Kamar ku berada deret No. 4 dari kanan dari lorong kanan lantai atas, di pintu cokelat sederhana terukir ruang kamar No. 4.Ruangan kamar cukup luas jika berisi 4 orang terdapat 2 kasur tingkat di tengah-tengah ruangan di jarak oleh sebuah meja lampu kecil, sepasang lemari kayu sederhana dengan dua pintu di sisi kiri kanan, 4 meja belajar di depan kasur, sepasang jendela persegi dengan gorden di samping kasur dan di atas meja lampu, lantai kayu kokoh dengan karpet bulat sederhana, lampu di tengah ruangan, terlihat beberapa koper cokelat di sudut dekat lemari.
"Ini kamar mu Tuan Muda, jika Anda kesulitan Anda bisa meminta ganti kamar." Ucap Guru Rudiz "Apa Anda bisa menganti baju sendiri atau sa-"
"Aku akan menganti baju ku sendiri, Terian akan menemani ku."
"Baiklah Tua-"
"Rain, panggil saja Rain seperti anak-anak lainnya." Rasa ku rada cangkung jika seseorang memanggil ku dengan nama kedudukan ku.
"Baik Rain Bapak guru pergi dulu ya, jika ada keperluan bisa menemui bapak guru di ruang guru ya."
Seketika ruangan ini hanya ada aku dan Terian, sepanjang jalan ia kelihatan khawatir pada ku.Aku membuka koper dan mencari baju ganti sebuah kemeja putih polos dan celana pendek hitam, selama aku berganti baju Terian menemani ku.
"Kalung mu sangat indah, batu apa itu? apa bole ku lihat." tanyanya ketika aku sedang berganti pakaian "Itu kelihatan sangat mahal."

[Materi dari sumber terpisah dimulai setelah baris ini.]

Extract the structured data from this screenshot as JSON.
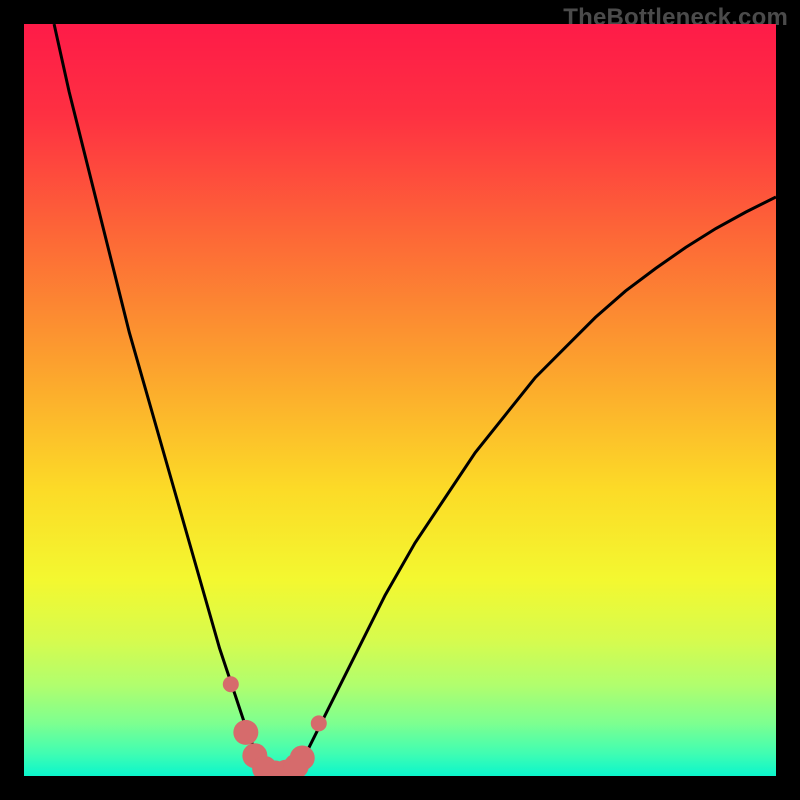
{
  "watermark": "TheBottleneck.com",
  "colors": {
    "bg": "#000000",
    "gradient_stops": [
      {
        "offset": 0.0,
        "color": "#fe1b48"
      },
      {
        "offset": 0.12,
        "color": "#fe3042"
      },
      {
        "offset": 0.28,
        "color": "#fd6737"
      },
      {
        "offset": 0.45,
        "color": "#fca02e"
      },
      {
        "offset": 0.62,
        "color": "#fcdb27"
      },
      {
        "offset": 0.74,
        "color": "#f3f830"
      },
      {
        "offset": 0.82,
        "color": "#d6fb4e"
      },
      {
        "offset": 0.88,
        "color": "#b0fe6e"
      },
      {
        "offset": 0.93,
        "color": "#7dff90"
      },
      {
        "offset": 0.97,
        "color": "#40fdb2"
      },
      {
        "offset": 1.0,
        "color": "#0bf6cc"
      }
    ],
    "curve": "#000000",
    "marker_fill": "#d66b6c",
    "marker_stroke": "#d66b6c"
  },
  "chart_data": {
    "type": "line",
    "title": "",
    "xlabel": "",
    "ylabel": "",
    "xlim": [
      0,
      100
    ],
    "ylim": [
      0,
      100
    ],
    "grid": false,
    "legend": false,
    "series": [
      {
        "name": "bottleneck-curve",
        "x": [
          4,
          6,
          8,
          10,
          12,
          14,
          16,
          18,
          20,
          22,
          24,
          26,
          27,
          28,
          29,
          30,
          31,
          32,
          33,
          34,
          35,
          36,
          37,
          38,
          40,
          44,
          48,
          52,
          56,
          60,
          64,
          68,
          72,
          76,
          80,
          84,
          88,
          92,
          96,
          100
        ],
        "y": [
          100,
          91,
          83,
          75,
          67,
          59,
          52,
          45,
          38,
          31,
          24,
          17,
          14,
          11,
          8,
          5,
          3,
          1.5,
          0.7,
          0.3,
          0.3,
          0.8,
          2,
          4,
          8,
          16,
          24,
          31,
          37,
          43,
          48,
          53,
          57,
          61,
          64.5,
          67.5,
          70.3,
          72.8,
          75,
          77
        ]
      }
    ],
    "markers": {
      "name": "highlighted-points",
      "x": [
        27.5,
        29.5,
        30.7,
        32,
        33.4,
        34.8,
        36.2,
        37.0,
        39.2
      ],
      "y": [
        12.2,
        5.8,
        2.7,
        1.0,
        0.4,
        0.5,
        1.3,
        2.4,
        7.0
      ],
      "radius_default": 12.5,
      "radius_small": 8
    }
  }
}
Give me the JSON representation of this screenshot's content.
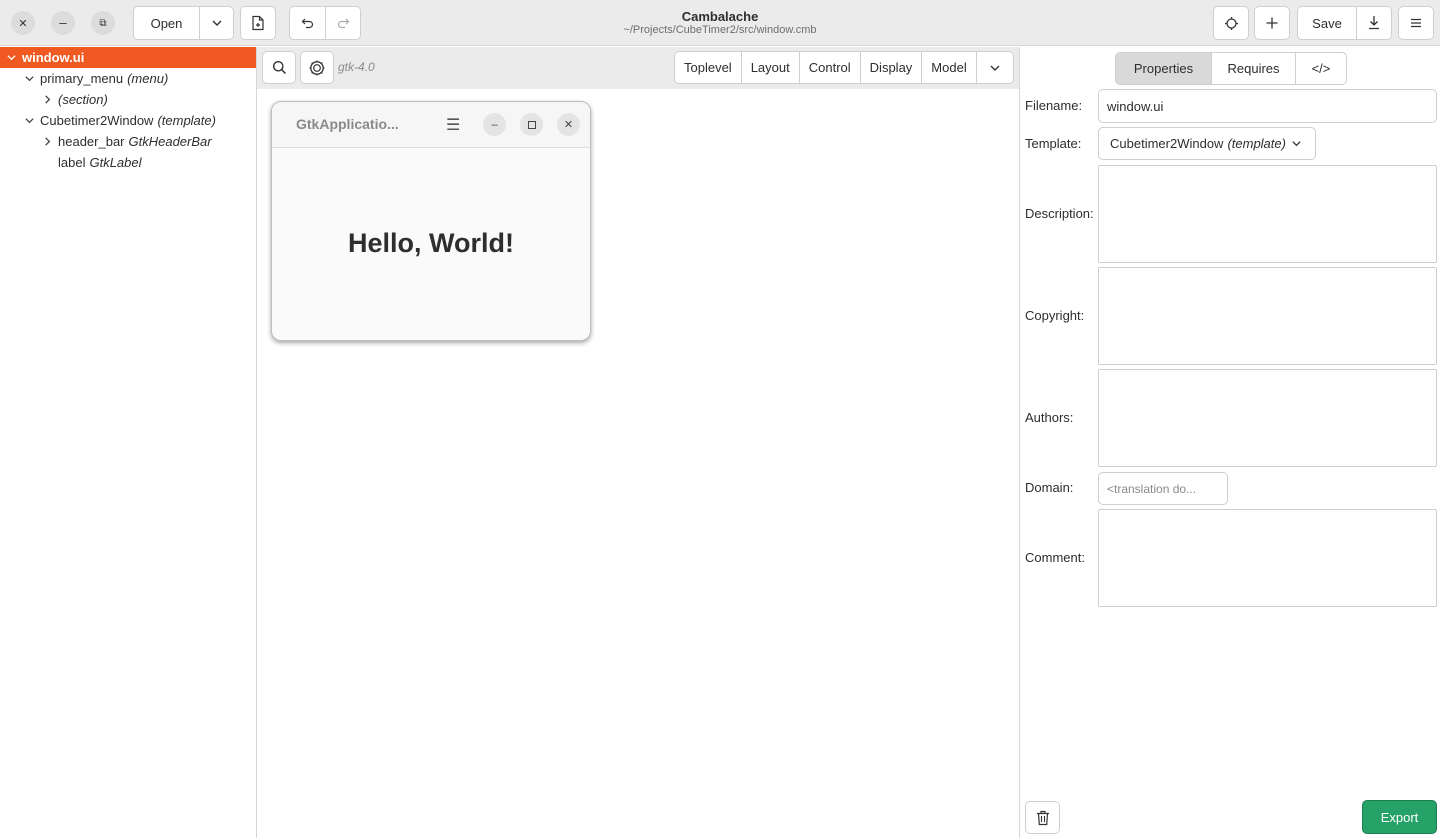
{
  "window": {
    "title": "Cambalache",
    "subtitle": "~/Projects/CubeTimer2/src/window.cmb"
  },
  "toolbar": {
    "close_icon": "close-icon",
    "minimize_icon": "minimize-icon",
    "restore_icon": "restore-icon",
    "open_label": "Open",
    "open_dropdown_icon": "chevron-down-icon",
    "new_file_icon": "new-file-icon",
    "undo_icon": "undo-icon",
    "redo_icon": "redo-icon",
    "target_icon": "target-icon",
    "add_icon": "plus-icon",
    "save_label": "Save",
    "save_as_icon": "download-icon",
    "menu_icon": "hamburger-icon"
  },
  "tree": {
    "items": [
      {
        "name": "window.ui",
        "type": "",
        "expander": "open",
        "selected": true
      },
      {
        "name": "primary_menu",
        "type": "(menu)",
        "expander": "open",
        "selected": false
      },
      {
        "name": "",
        "type": "(section)",
        "expander": "closed",
        "selected": false
      },
      {
        "name": "Cubetimer2Window",
        "type": "(template)",
        "expander": "open",
        "selected": false
      },
      {
        "name": "header_bar",
        "type": "GtkHeaderBar",
        "expander": "closed",
        "selected": false
      },
      {
        "name": "label",
        "type": "GtkLabel",
        "expander": "none",
        "selected": false
      }
    ]
  },
  "workspace": {
    "search_icon": "search-icon",
    "gtk_icon": "gtk-logo-icon",
    "gtk_version": "gtk-4.0",
    "categories": [
      "Toplevel",
      "Layout",
      "Control",
      "Display",
      "Model"
    ],
    "more_icon": "chevron-down-icon",
    "preview": {
      "title": "GtkApplicatio...",
      "label": "Hello, World!"
    }
  },
  "properties": {
    "tabs": [
      "Properties",
      "Requires",
      "</>"
    ],
    "active_tab": "Properties",
    "filename_label": "Filename:",
    "filename_value": "window.ui",
    "template_label": "Template:",
    "template_value": "Cubetimer2Window",
    "template_suffix": "(template)",
    "description_label": "Description:",
    "copyright_label": "Copyright:",
    "authors_label": "Authors:",
    "domain_label": "Domain:",
    "domain_placeholder": "<translation do...",
    "comment_label": "Comment:",
    "delete_icon": "trash-icon",
    "export_label": "Export"
  },
  "colors": {
    "accent_selection": "#f05a22",
    "export_button": "#26a269",
    "headerbar_bg": "#ebebeb"
  }
}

"Ini batu Tia dan Shin, Tuan Han memberikannya pada ku.Aku tidak boleh melepaskannya." ucap ku dan memegang kalung Tia yang berubah menjadi keunguan gelap sangat kontras dengan warna cerah dari batu shin.

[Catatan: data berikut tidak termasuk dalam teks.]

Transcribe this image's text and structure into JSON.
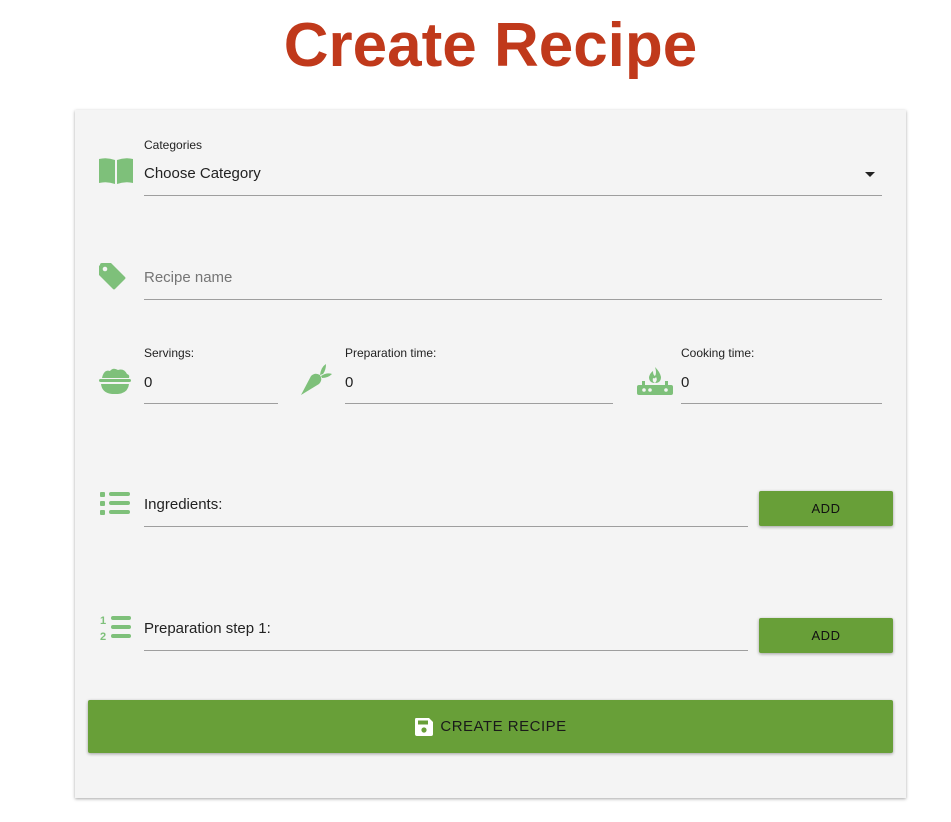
{
  "page": {
    "title": "Create Recipe"
  },
  "form": {
    "category": {
      "label": "Categories",
      "value": "Choose Category",
      "icon": "book-icon"
    },
    "recipe_name": {
      "placeholder": "Recipe name",
      "value": "",
      "icon": "tag-icon"
    },
    "servings": {
      "label": "Servings:",
      "value": "0",
      "icon": "bowl-icon"
    },
    "prep_time": {
      "label": "Preparation time:",
      "value": "0",
      "icon": "carrot-icon"
    },
    "cook_time": {
      "label": "Cooking time:",
      "value": "0",
      "icon": "stove-icon"
    },
    "ingredients": {
      "label": "Ingredients:",
      "icon": "list-icon",
      "add_label": "ADD"
    },
    "prep_step": {
      "label": "Preparation step 1:",
      "icon": "numbered-list-icon",
      "add_label": "ADD"
    },
    "submit": {
      "label": "CREATE RECIPE",
      "icon": "save-icon"
    }
  },
  "colors": {
    "title": "#c0391b",
    "accent": "#689f38",
    "icon": "#7ec07a",
    "card": "#f4f4f4"
  }
}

"Tuan Han siapa dia? Kenapa tidak boleh di lepas?"
"Tuan Han dia, orang yang merawat ku hingga sekarang, Tuan Han yang memberikannya pada ku, katanya batu Tia menyerap mana agar aku tidak merasa sesak dan sakit lagi di jantung ku, orang-orang bilang jika aku memiliki penyakit 'Benturan Mana' jika aku melepaskannya maka aku akan sakit lagi."
"APA?! Tapi Rain kamu kelihatan baik-baik saja."
"Haha iya karena aku mengunakan batu Tia ini di kalung, gelang, cin-cin, dan anting ku." sambil menujukan letak batu tersebut pada Terian ia kelihatan sangat kagum melihat batu Tia yang bersinar indah.
"Apa batu ini juga yang membuat mu bisa mengunakan sihir yang sangat besar tadi? aku belum pernah melihat sihir sebesar ruangan."
"Tadi itu aku tidak sadar mengeluarkan mana sebesar itu, bisa di katakan batu ini juga membantu ku mengendalikan mana dan sihir ku untuk tidak kelewatan batas." Sulit menjelaskan secara detail kepadanya.
"Wahh luar biasa aku saja sekarang masih kesulitan mengendalikan sihir ku sendiri." Ucapnya memberikan perhatian lebih pada ku "Bagaimana kamu melakukannya???"
"Hmm..nanti saja aku jelaskan ya, kita belum mengambil makan siang Terian." Kata ku mengalihkan topik pembahasan karena aku sendiri pun tidak mengerti bagaimana cara ku bisa memiliki sihir dan mana sebesar ini.
"Ha! kamu benar, ayo kita ke ruang makan, nanti kita lanjut bicara lagi."